Vinsamlegast notið þetta auðkenni þegar þið vitnið til verksins eða tengið í það: http://hdl.handle.net/1946/3042
Effects of argon CID in MALDI Ms(n) analysis of Peptides and Proteins
In recent years the use of mass spectrometers in protein studies has proven extremely useful. It enables scientists to get analysis of a sequence, the composition of a complex solution or even the 3-D structure of a protein. During matrix-assisted laser desorption/ionization (MALDI –TOF) protein research at the Uni. Iceland Science institute the well known “middle range ion suppression” has caused considerable problems in MALDI –TOF MS/MS analysis of proteins.
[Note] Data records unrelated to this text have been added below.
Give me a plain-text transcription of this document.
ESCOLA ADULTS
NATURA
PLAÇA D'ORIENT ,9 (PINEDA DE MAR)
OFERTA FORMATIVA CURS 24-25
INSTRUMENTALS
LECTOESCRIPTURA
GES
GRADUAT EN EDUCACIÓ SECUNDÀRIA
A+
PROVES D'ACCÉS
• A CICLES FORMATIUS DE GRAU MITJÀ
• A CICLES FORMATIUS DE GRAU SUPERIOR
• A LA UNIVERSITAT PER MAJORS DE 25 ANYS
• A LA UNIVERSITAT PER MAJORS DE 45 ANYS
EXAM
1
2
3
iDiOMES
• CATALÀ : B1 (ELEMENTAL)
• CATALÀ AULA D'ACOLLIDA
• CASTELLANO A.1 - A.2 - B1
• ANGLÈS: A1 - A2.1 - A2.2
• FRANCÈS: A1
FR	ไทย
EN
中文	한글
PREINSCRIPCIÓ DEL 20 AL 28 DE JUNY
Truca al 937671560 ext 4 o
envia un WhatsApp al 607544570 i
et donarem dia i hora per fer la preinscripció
In an effort to alleviate this shortcoming, we investigated the use of argon collision induced decay (CID) in MS/MS spectra. We compared tryptic digested bovine serum albumin (BSA) MS and MS/MS spectra from selected parent ions using LIFT with or without CID. We observed that the resulting MS/MS spectra were practically superimposable and that there was no conclusive difference between the analysed peptide sequences. For MS/MS spectra, the BSA CID spectra showed improvement in both intensity of the signal and signal to noise ratio. The strikingly similar MS/MS spectra for BSA obtained with CID and without, suggest that collision induced decay does not play a significant role in CID-LIFT experiments. These results lead to speculation on the MALDI laser production of metastable ions and if the ions formed possess such large amounts of internal energy that they are capable of promoting fragmentation processes in the time window corresponding to the flight time between ion source and the acceleration electrode placed after the collision cell.